This past June, our family spend a month driving the entire distance of Route 66. One thing that surprised us was that Route 66 wasn’t just one long stretch of highway but a collection of highways that were assigned the Highway 66 designation. As cities grew and new roads were built, the designation changed as well.
One example of the change in route can be found in New Mexico. Up until 1937, Route 66 veered north up to Santa Fe before swinging back down to Albuquerque. This is the alignment we took on our recent vacation and are we glad we did because it gave us the opportunity to spend a little time at The Pecos National Historic Park.
What to see
The Pecos National Historic Park is home to several historic sites. The gem of the park are the remains of a very old Pueblo which date to the 1400s which is about the same age as the ruins found at Machu Picchu. The site also has the ruins of an old Spanish mission which dates back to the early 1600s. Both of these are easy to access via a short, 1.25 mile trail that loops around the ruins.
The Santa Fe trail also weaves its way through the area and during the Civil War, the Battle of Glorietta Pass was fought here. The Battlefield is currently closed for public viewing though visitors should contact the park officer for information about guided tours.
Planning your visit
Families interested in touring the Pueblos and mission can start their visit at the Peco’s visitors center where they can pick up a 3-ring notebook to use as a guide map for the interpretive trail. The rangers will recommend a short, introductory movie though if time is short, bypass the movie and head out the back door where the trail starts.

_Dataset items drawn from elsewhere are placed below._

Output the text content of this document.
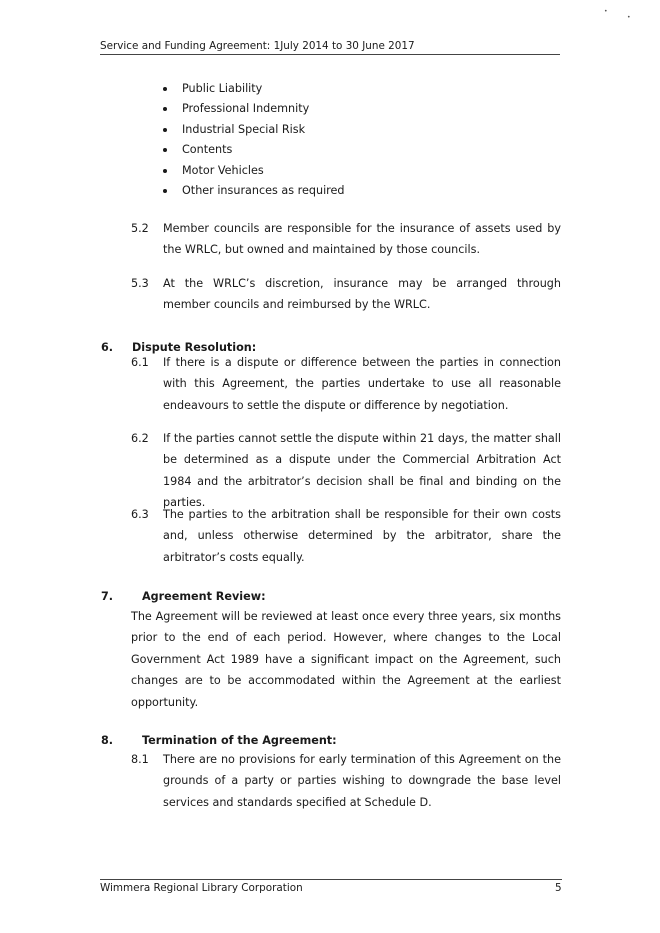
Service and Funding Agreement: 1July 2014 to 30 June 2017
•
•
Public Liability
Professional Indemnity
Industrial Special Risk
Contents
Motor Vehicles
Other insurances as required
5.2	Member councils are responsible for the insurance of assets used by the WRLC, but owned and maintained by those councils.
5.3	At the WRLC’s discretion, insurance may be arranged through member councils and reimbursed by the WRLC.
6. Dispute Resolution:
6.1	If there is a dispute or difference between the parties in connection with this Agreement, the parties undertake to use all reasonable endeavours to settle the dispute or difference by negotiation.
6.2	If the parties cannot settle the dispute within 21 days, the matter shall be determined as a dispute under the Commercial Arbitration Act 1984 and the arbitrator’s decision shall be final and binding on the parties.
6.3	The parties to the arbitration shall be responsible for their own costs and, unless otherwise determined by the arbitrator, share the arbitrator’s costs equally.
7.	Agreement Review:
The Agreement will be reviewed at least once every three years, six months prior to the end of each period. However, where changes to the Local Government Act 1989 have a significant impact on the Agreement, such changes are to be accommodated within the Agreement at the earliest opportunity.
8.	Termination of the Agreement:
8.1	There are no provisions for early termination of this Agreement on the grounds of a party or parties wishing to downgrade the base level services and standards specified at Schedule D.
Wimmera Regional Library Corporation	5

The trail is well marked and leads you through pinon, juniper, and ponderosa pine woodlands. As you wander around the trail viewing the ruins, keep your eyes open for the two reconstructed kivas that visitors are allowed to enter. We spend nearly an hour walking this trail and and finished up our stay at the Pecos National Historic Park with a tour of the museum found within the Visitors Center.
Things to know
*The Pecos National Historic Park is open daily (except for major holidays) from 8:00 to 4:30 with extended summer hours of 8:00 – 6:00 pm.
*Admission is $3 per person 16 and older.
*The site has shaded picnic areas and restrooms. Visitors should pack water with them to take along the trail since it’s quite easy to get dehydrated.
*The elevation of the Pecos ruins are 7000 feet. If you aren’t use to hiking at this elevation, we recommend you take it slow since it breathing requires a bit more effort.
*Visitors will also sunburn more easily. Be sure to lather up with sun screen and wear a hat.
*Plan on staying a minimum of 90 minutes though it’s quite easy to spend several hours here if you have the time.